In 2016, I had the opportunity to purchase a Impex demo boat in a K-Lite layup, which is an amalgam of carbon and kevlar, with a gelcoat deck. She weighs about 50 lbs and is extremely well built. I am pasting below, a review I did of her soon after I brought her to the west coast and had the opportunity to paddle her in the San Juan Islands. This is the boat that is currently at our cottage in Washington.

IMG_1490.JPG


She is 18 feet long with a beam just under 21 inches. She has a relatively flat bottom with steeply rounded chines and virtually no rocker. I was paddling her empty for my sea trials as set out below:

"...On calm flat water, she feels stable and docile. As soon as you get on living water though, she begins to show her Thoroughbred lines and personality. Each day, it took me ten to fifteen minutes to get accustomed to her liveliness in moving tidal currents, chop and waves, but once my own skittishness settled, she showed her true capabilities. The boat is fast, very fast! She tracks like an arrow on a flat keel, but turns easily on edge. She handles rough water and breaking waves with ease, a simple lean or a quick brace and carry on. She fits like a glove and I felt wholly at one with this boat. She tracks and handles extremely well without deploying the skeg. The only exception is a bit of moderate weather cocking with strong following winds, which deploying a bit of skeg quickly corrects.

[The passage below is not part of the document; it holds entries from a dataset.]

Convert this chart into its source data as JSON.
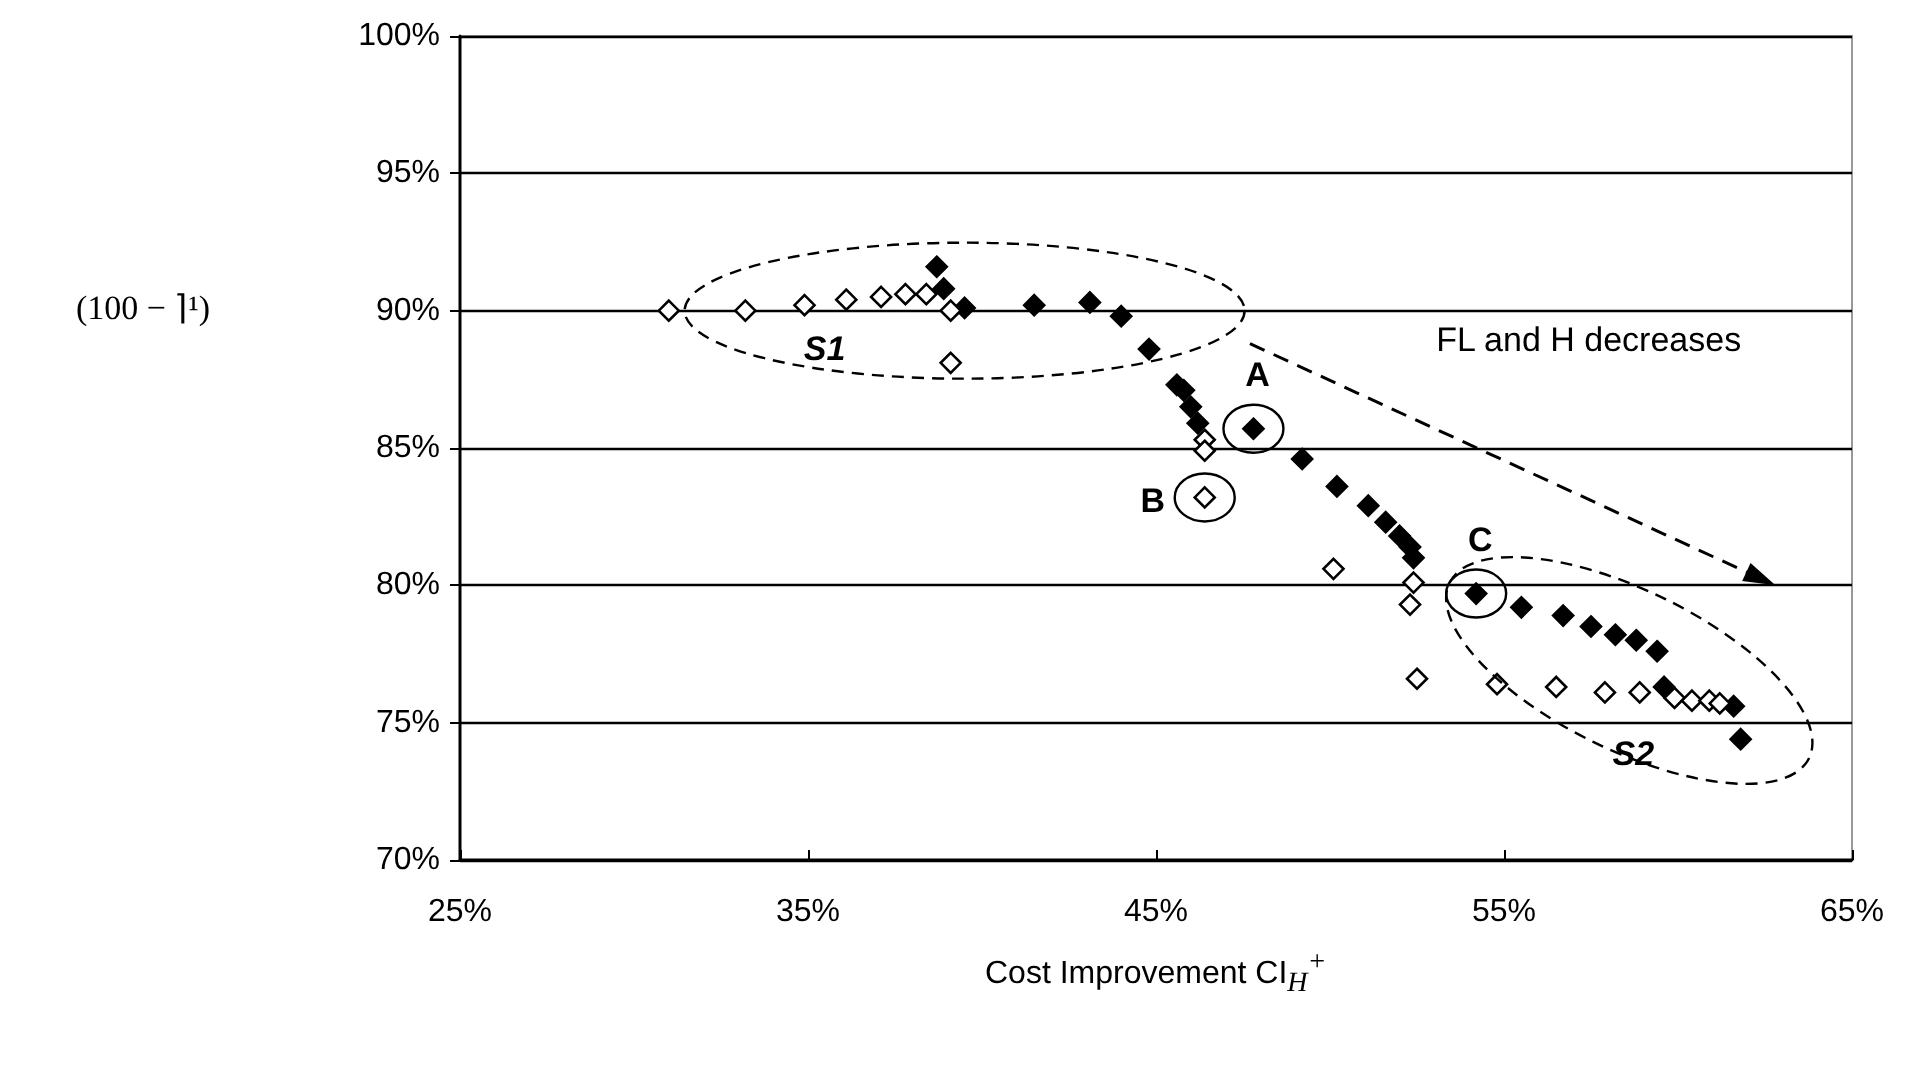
{
  "chart_data": {
    "type": "scatter",
    "xlabel": "Cost Improvement CI$_{H}$$^{+}$",
    "ylabel": "(100 − ⌉¹)",
    "marker": "diamond",
    "grid": "y",
    "xlim": [
      25,
      65
    ],
    "xticks": [
      {
        "value": 25,
        "label": "25%"
      },
      {
        "value": 35,
        "label": "35%"
      },
      {
        "value": 45,
        "label": "45%"
      },
      {
        "value": 55,
        "label": "55%"
      },
      {
        "value": 65,
        "label": "65%"
      }
    ],
    "ylim": [
      70,
      100
    ],
    "yticks": [
      {
        "value": 70,
        "label": "70%"
      },
      {
        "value": 75,
        "label": "75%"
      },
      {
        "value": 80,
        "label": "80%"
      },
      {
        "value": 85,
        "label": "85%"
      },
      {
        "value": 90,
        "label": "90%"
      },
      {
        "value": 95,
        "label": "95%"
      },
      {
        "value": 100,
        "label": "100%"
      }
    ],
    "series": [
      {
        "color": "#000000",
        "x": [
          38.7,
          38.9,
          39.5,
          41.5,
          43.1,
          44.0,
          44.8,
          45.6,
          45.8,
          46.0,
          46.2,
          47.8,
          49.2,
          50.2,
          51.1,
          51.6,
          52.0,
          52.3,
          52.4,
          54.2,
          55.5,
          56.7,
          57.5,
          58.2,
          58.8,
          59.4,
          59.6,
          61.6,
          61.8
        ],
        "values": [
          91.6,
          90.8,
          90.1,
          90.2,
          90.3,
          89.8,
          88.6,
          87.3,
          87.1,
          86.5,
          85.9,
          85.7,
          84.6,
          83.6,
          82.9,
          82.3,
          81.8,
          81.4,
          81.0,
          79.7,
          79.2,
          78.9,
          78.5,
          78.2,
          78.0,
          77.6,
          76.3,
          75.6,
          74.4
        ]
      },
      {
        "color": "#ffffff",
        "x": [
          31.0,
          33.2,
          34.9,
          36.1,
          37.1,
          37.8,
          38.4,
          39.1,
          39.1,
          46.4,
          46.4,
          46.4,
          50.1,
          52.4,
          52.3,
          52.5,
          54.8,
          56.5,
          57.9,
          58.9,
          59.9,
          60.4,
          60.9,
          61.2
        ],
        "values": [
          90.0,
          90.0,
          90.2,
          90.4,
          90.5,
          90.6,
          90.6,
          90.0,
          88.1,
          85.3,
          84.9,
          83.2,
          80.6,
          80.1,
          79.3,
          76.6,
          76.4,
          76.3,
          76.1,
          76.1,
          75.9,
          75.8,
          75.8,
          75.7
        ]
      }
    ],
    "annotations": [
      {
        "text": "A",
        "x": 47.8,
        "y": 85.7
      },
      {
        "text": "B",
        "x": 46.4,
        "y": 83.2
      },
      {
        "text": "C",
        "x": 54.2,
        "y": 79.7
      },
      "S1",
      "S2",
      "FL and H decreases"
    ]
  }
}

On my third day of trials, the wind moderated to light and I took her out for a power paddle around the South end of Lummi Island. Did I mention this boat is fast? On my return up Island, again in Hale Passage, I paddled her against another strong ebb. She cut through the ebb current and paddled into it with little decrease in speed or increase in effort.

The Force 5 is a fast expedition boat par excellence. The useable packing volume is rated at 181 litres. The total volume is listed a 380 litres which is excellent for a British style design. I can get an extra 10 or15 litres of storage with a dry bag in front of the foot braces, so she will definitely handle enough gear for extended trips..." End of Report.

Now, you won't find an Abitibi & Co. dealer on the west coast anymore, I don't think, but I just wanted to put out there, that there are still excellent North American designed and built boats available. We enthusiasts just have to do a lot more research and consider the options when we are looking for a well built performance kayak.